The art of sampling music has fascinated me for a very long time. It makes music feel like an art form that builds upon its own history, and samples help to track the evolution of the art form in more concrete terms, so to speak. I remember first hearing the word when I began learning how to use FL Studio to make music, and downloaded a ton of these freely available sample packs and sounds to listen to the kind of nuances in sound that helped produce a song. Eventually, I learned how to use tools within that software that helped me create my own samples. One of the nicest things I remember doing was taking a sample from Myon & Shane 54’s Summer of Love remix of Lana Del Rey’s “Young and Beautiful” and saving it for repurposing in one of the piano tracks I recorded. But those are tales for another day.
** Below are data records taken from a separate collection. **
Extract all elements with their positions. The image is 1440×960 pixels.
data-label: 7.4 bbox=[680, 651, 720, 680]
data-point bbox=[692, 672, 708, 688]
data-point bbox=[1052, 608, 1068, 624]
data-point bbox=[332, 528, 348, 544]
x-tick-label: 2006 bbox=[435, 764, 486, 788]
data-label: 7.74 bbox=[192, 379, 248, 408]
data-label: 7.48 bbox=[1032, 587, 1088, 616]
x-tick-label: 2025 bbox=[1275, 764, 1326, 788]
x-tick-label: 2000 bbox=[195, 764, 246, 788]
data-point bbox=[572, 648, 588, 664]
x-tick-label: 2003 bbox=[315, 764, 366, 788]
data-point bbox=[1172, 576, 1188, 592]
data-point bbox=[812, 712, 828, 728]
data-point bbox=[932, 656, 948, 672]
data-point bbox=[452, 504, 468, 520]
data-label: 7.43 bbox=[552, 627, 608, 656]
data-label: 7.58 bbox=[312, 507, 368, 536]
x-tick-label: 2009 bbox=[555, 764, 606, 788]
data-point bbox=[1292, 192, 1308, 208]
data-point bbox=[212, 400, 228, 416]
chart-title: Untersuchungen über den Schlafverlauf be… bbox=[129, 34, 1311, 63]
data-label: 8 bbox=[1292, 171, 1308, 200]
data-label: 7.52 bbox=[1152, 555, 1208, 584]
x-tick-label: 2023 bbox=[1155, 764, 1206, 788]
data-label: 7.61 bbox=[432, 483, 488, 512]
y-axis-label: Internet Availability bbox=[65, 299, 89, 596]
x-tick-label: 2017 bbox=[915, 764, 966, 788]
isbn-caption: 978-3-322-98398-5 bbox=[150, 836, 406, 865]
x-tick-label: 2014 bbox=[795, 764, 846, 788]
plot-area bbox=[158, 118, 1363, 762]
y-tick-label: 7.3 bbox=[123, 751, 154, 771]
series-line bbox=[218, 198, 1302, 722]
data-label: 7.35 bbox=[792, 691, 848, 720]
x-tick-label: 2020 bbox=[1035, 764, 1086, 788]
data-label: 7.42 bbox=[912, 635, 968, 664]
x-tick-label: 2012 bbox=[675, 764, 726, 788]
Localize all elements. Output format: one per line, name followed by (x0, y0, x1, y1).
Music samples split people into camps quite frequently: one camp who believe that sampling should not be permitted because it takes away originality and discredits effort very frequently, because the creator of the original sample never gets due credit for inspiring another song. The flipside to this is the argument that sampling should be permitted, because once music is out there, it belongs to the creative commons.
Mark Ronson has an excellent TED talk on this that I’d urge you check out. Quite frequently, most songs that you end up enjoying on the radio on most days, or that become chart-toppers, contain samples or pieces of inspiration from prior music.
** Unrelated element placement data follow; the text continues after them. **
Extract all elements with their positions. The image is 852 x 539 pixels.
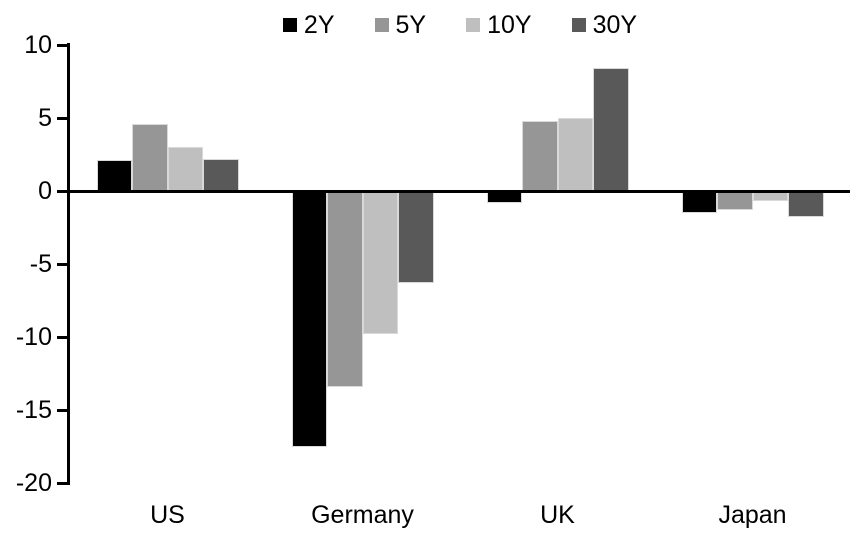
bar-10y-germany xyxy=(362,191,398,335)
chart-legend: 2Y 5Y 10Y 30Y xyxy=(70,10,850,40)
y-axis-tick-label: 10 xyxy=(24,31,52,59)
bar-2y-japan xyxy=(681,191,718,213)
legend-label-10y: 10Y xyxy=(487,11,532,39)
bar-30y-us xyxy=(203,158,239,191)
legend-item-5y: 5Y xyxy=(374,11,427,39)
x-axis-label-japan: Japan xyxy=(718,501,787,529)
y-axis-tick-label: -20 xyxy=(15,469,52,497)
bar-30y-germany xyxy=(398,191,434,283)
y-axis-tick-label: -5 xyxy=(29,250,52,278)
y-axis-tick xyxy=(57,482,70,485)
legend-swatch-30y xyxy=(571,18,586,32)
legend-swatch-2y xyxy=(282,18,297,32)
bar-30y-japan xyxy=(788,191,824,218)
y-axis-tick-label: 0 xyxy=(38,177,52,205)
y-axis-tick xyxy=(57,263,70,266)
y-axis-tick xyxy=(57,409,70,412)
bar-2y-us xyxy=(96,160,133,191)
y-axis-tick xyxy=(57,190,70,193)
bar-5y-us xyxy=(132,123,168,191)
legend-label-2y: 2Y xyxy=(303,11,335,39)
y-axis-tick-label: -15 xyxy=(15,396,52,424)
bar-5y-uk xyxy=(522,120,558,191)
legend-item-2y: 2Y xyxy=(282,11,335,39)
legend-item-30y: 30Y xyxy=(571,11,638,39)
bar-30y-uk xyxy=(593,68,629,191)
bar-10y-us xyxy=(167,147,203,191)
y-axis-tick xyxy=(57,44,70,47)
legend-swatch-10y xyxy=(466,18,481,32)
y-axis-tick xyxy=(57,117,70,120)
y-axis-tick-label: 5 xyxy=(38,104,52,132)
bar-5y-germany xyxy=(327,191,363,387)
legend-label-5y: 5Y xyxy=(395,11,427,39)
legend-swatch-5y xyxy=(374,18,389,32)
x-axis-label-uk: UK xyxy=(540,501,575,529)
bar-5y-japan xyxy=(717,191,753,210)
x-axis-label-us: US xyxy=(150,501,185,529)
y-axis-tick-label: -10 xyxy=(15,323,52,351)
bar-2y-germany xyxy=(291,191,328,447)
legend-item-10y: 10Y xyxy=(466,11,532,39)
y-axis-tick xyxy=(57,336,70,339)
bar-10y-uk xyxy=(557,118,593,191)
legend-label-30y: 30Y xyxy=(592,11,638,39)
zero-baseline xyxy=(67,190,850,193)
x-axis-label-germany: Germany xyxy=(311,501,414,529)
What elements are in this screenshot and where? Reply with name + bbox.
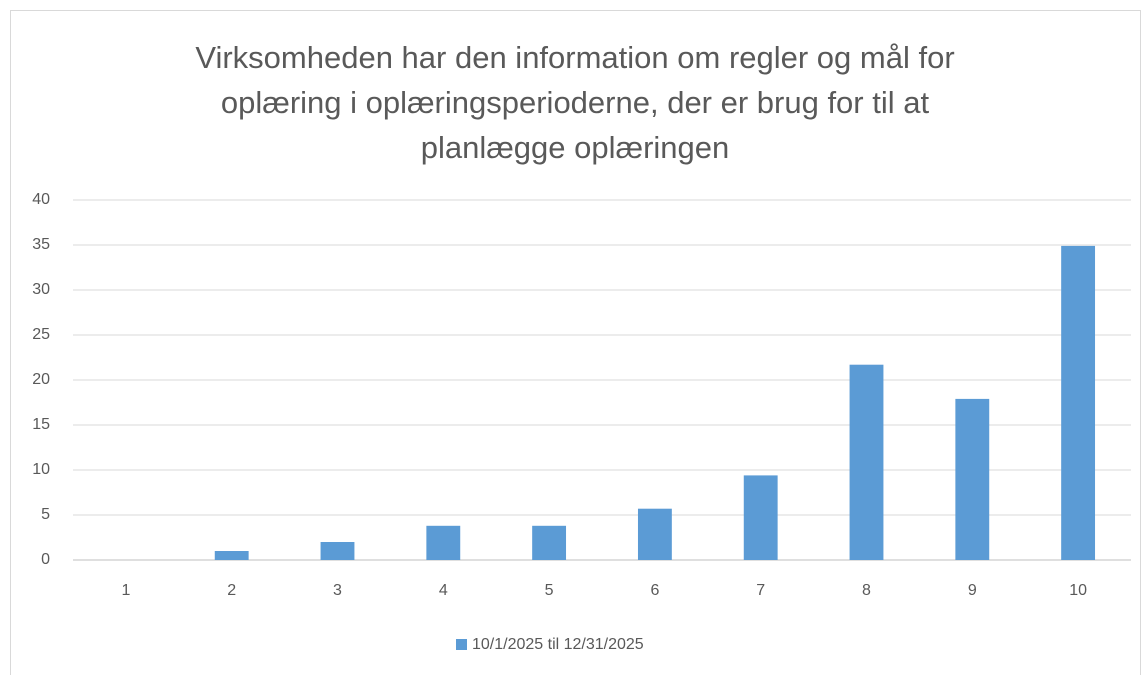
y-tick-label: 0 <box>41 551 50 568</box>
chart-title: Virksomheden har den information om regl… <box>195 40 955 165</box>
x-tick-label: 1 <box>121 582 130 599</box>
bar <box>955 398 990 560</box>
y-tick-label: 40 <box>32 191 50 208</box>
y-tick-label: 35 <box>32 236 50 253</box>
title-box: Virksomheden har den information om regl… <box>195 40 955 165</box>
x-tick-label: 4 <box>439 582 448 599</box>
y-tick-label: 20 <box>32 371 50 388</box>
y-tick-label: 15 <box>32 416 50 433</box>
x-tick-label: 10 <box>1069 582 1087 599</box>
bar <box>214 551 249 560</box>
bar <box>637 508 672 560</box>
bar <box>743 475 778 560</box>
x-tick-label: 8 <box>862 582 871 599</box>
x-tick-label: 5 <box>545 582 554 599</box>
x-tick-label: 7 <box>756 582 765 599</box>
x-tick-label: 3 <box>333 582 342 599</box>
y-tick-label: 25 <box>32 326 50 343</box>
x-tick-label: 6 <box>650 582 659 599</box>
chart-frame <box>10 10 1141 680</box>
legend-swatch <box>456 639 467 650</box>
bar <box>320 542 355 560</box>
bar <box>426 525 461 560</box>
bar <box>1061 245 1096 560</box>
y-tick-label: 30 <box>32 281 50 298</box>
y-tick-label: 5 <box>41 506 50 523</box>
x-tick-label: 9 <box>968 582 977 599</box>
bar <box>849 364 884 560</box>
y-tick-label: 10 <box>32 461 50 478</box>
bar <box>532 525 567 560</box>
x-tick-label: 2 <box>227 582 236 599</box>
legend-label: 10/1/2025 til 12/31/2025 <box>472 636 644 653</box>
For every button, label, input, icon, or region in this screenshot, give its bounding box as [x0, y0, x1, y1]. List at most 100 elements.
I was listening to the Vampire Weekend album, Father of the Bride on repeat yesterday. It’s an album that I took to quite quickly and absolutely fell in love with. There’s this song on the album called “Hold You Now”, which I adore – because it introduced me to Haim, but also because it begins the narrative arc of the entire album. In a lot of ways, Father of the Bride, as an album, reminds me of Green Day’s 21st Century Breakdown. However, I digress.
That song, “Hold You Now”, contains this crazy sequence that sounds like gospel choir music in the middle. I wanted to figure out what that sequence was, and found out it was indeed a sample of gospel music called God Yu Tekkem Laef Blong Mi. That confused me: I couldn’t recognize the words, although I was quite certain I knew their meaning. Turns out this is a language called Pidgin English. What made things even crazier is that this sample they used is a Hans Zimmer sample.
I’m on the side that samples should enable creative growth. It’s weird if a sample is used to make a note-for-note version of another song. Sometimes, however, the result can be beautiful, as it was here.